The quest for knowledge brought the young mystic to the city of Delhi when he was 16 years. He completed studies of various Islamic sciences and gained the reputation of a skilled debater. He initially thought of becoming a cleric but changed his mind. Instead, he travelled to Ajodhan, Punjab to meet Baba Farid, whose fame had travelled through the subcontinent.
On the second visit to Ajodhan, Baba Farid appointed Hazrat Nizamuddin as his chief successor. Sensing the disciple’s nervousness on accepting the responsibility, Baba Farid assured with the famous words: “Nizam, take it from me, though I do not know if I will be honoured before the almighty or not, I promise not to enter heaven without your disciples.”
Hazrat Nizamuddin’s Khanqah grew to serve as a welfare centre, feeding hundreds of people daily and attending to the needs of the locality. Once when some houses in the neighbourhood caught fire, the barefooted Sufi rushed to the spot and stayed there till the flames were extinguished.
He personally counted the damaged houses, appointed his deputy to help the affected families with silver coins, food and water.
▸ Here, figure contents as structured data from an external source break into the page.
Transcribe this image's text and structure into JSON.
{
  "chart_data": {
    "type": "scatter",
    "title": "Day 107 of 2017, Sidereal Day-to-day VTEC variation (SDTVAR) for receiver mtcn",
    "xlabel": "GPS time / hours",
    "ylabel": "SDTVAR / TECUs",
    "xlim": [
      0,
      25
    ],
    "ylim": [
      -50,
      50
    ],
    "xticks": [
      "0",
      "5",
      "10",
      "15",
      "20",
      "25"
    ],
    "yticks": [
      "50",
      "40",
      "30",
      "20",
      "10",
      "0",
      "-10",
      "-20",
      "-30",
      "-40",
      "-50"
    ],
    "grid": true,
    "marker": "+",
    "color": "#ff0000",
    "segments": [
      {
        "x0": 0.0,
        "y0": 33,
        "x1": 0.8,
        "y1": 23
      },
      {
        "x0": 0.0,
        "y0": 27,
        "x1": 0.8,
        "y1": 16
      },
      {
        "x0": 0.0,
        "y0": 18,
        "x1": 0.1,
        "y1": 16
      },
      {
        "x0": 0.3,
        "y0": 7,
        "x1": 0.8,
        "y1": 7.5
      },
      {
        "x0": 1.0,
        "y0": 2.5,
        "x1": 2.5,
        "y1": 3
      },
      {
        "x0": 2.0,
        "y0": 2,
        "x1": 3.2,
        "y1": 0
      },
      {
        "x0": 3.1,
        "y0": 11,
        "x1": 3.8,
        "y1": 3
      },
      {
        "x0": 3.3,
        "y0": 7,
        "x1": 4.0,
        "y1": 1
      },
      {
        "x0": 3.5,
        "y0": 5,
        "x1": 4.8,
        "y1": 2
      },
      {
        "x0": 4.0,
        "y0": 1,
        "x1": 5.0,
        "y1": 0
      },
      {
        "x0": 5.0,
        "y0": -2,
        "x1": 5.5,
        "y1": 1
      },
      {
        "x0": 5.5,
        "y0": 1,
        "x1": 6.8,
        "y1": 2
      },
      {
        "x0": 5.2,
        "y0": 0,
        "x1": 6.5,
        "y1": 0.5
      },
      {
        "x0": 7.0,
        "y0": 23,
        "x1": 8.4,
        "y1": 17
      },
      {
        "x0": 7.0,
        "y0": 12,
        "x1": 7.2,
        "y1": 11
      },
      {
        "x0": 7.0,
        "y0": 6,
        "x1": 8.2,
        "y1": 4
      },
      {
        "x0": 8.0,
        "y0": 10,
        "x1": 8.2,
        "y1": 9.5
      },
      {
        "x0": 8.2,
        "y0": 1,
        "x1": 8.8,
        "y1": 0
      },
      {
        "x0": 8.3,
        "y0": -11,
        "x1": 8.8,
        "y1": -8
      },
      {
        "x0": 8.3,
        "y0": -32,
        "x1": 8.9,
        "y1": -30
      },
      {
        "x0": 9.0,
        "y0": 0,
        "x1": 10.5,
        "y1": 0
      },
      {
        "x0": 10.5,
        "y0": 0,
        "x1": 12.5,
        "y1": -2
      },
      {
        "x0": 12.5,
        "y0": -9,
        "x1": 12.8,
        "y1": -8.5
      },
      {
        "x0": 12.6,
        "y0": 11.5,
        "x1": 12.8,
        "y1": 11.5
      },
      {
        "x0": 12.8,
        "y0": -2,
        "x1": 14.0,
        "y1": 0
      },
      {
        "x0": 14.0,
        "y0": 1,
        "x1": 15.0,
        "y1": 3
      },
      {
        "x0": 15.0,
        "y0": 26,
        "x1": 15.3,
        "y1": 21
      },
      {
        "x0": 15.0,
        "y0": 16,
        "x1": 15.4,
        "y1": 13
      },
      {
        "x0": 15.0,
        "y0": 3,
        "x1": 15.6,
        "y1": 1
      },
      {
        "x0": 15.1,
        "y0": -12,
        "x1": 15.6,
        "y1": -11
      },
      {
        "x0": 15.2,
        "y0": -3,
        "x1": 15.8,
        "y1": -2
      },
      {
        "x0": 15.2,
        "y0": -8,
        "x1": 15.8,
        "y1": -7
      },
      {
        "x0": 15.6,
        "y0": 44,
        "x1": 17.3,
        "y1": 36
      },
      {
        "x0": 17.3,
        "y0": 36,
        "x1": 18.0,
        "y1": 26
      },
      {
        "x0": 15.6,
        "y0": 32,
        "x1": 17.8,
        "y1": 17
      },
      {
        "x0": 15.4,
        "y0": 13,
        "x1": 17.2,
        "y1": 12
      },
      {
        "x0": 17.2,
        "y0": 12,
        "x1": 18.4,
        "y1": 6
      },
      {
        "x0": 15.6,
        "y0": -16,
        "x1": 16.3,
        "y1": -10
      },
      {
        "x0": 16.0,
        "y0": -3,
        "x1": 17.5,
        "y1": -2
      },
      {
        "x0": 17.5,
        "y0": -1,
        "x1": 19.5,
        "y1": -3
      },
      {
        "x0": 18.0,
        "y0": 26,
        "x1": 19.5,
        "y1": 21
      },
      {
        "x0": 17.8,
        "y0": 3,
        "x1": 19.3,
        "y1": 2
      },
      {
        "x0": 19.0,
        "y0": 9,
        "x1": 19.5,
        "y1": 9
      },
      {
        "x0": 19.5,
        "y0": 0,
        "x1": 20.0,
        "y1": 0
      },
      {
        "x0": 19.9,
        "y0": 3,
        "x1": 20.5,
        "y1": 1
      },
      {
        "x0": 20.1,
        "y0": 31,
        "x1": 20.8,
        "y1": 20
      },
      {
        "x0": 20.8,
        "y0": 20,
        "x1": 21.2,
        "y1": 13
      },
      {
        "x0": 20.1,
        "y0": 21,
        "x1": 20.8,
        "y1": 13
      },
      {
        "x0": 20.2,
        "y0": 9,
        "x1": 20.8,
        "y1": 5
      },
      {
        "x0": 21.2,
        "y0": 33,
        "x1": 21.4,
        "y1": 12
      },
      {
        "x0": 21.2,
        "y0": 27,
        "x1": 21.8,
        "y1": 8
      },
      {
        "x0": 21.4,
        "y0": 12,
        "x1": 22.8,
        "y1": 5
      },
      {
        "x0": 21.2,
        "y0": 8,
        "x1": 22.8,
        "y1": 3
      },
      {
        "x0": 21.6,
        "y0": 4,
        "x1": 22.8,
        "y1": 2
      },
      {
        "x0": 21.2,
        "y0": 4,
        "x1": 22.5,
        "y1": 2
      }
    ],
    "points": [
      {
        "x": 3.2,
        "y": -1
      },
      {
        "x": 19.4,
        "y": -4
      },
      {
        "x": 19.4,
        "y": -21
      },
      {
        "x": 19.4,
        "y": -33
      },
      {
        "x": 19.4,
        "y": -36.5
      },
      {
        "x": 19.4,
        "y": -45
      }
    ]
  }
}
There are countless recorded instances where he personally looked into the needs of the destitute. Despite a busy routine, he kept his door open and met visitors at all times.
People considered Hazrat Nizamuddin to be the most favourably endowed man alive but he felt otherwise, “No one in the world is as sad and unhappy as me. Thousands of people come to me with their troubles and it afflicts my heart and soul. Strange is the heart that listens to sorrow and is not touched by it. The dervishes who retire in the mountains and jungles are lucky.”
Hazrat Nizamuddin’s teachings added a new dimension to the understanding of Islamic ideals. He emphasised that looking after the destitute had greater value than mere formal religious practices. He taught that although many ways lead to God none was more effective than bringing happiness to the human heart.
He reiterated that the love of God should be the sole motivation for the righteous and not the desire for heaven or the fear of hell.
He believed revenge to be the law of the jungle, “If a man puts a thorn in your way and you also put thorns in his way, there will be thorns everywhere.”
Shaykh Nizamuddin Auliya breathed his last at the age of 82, on 18th Rabi ath thani, the fourth month in the Islamic calendar.
With his death a historic phase of the Sufi movement in Delhi came to an end, but his legacy of love lives on.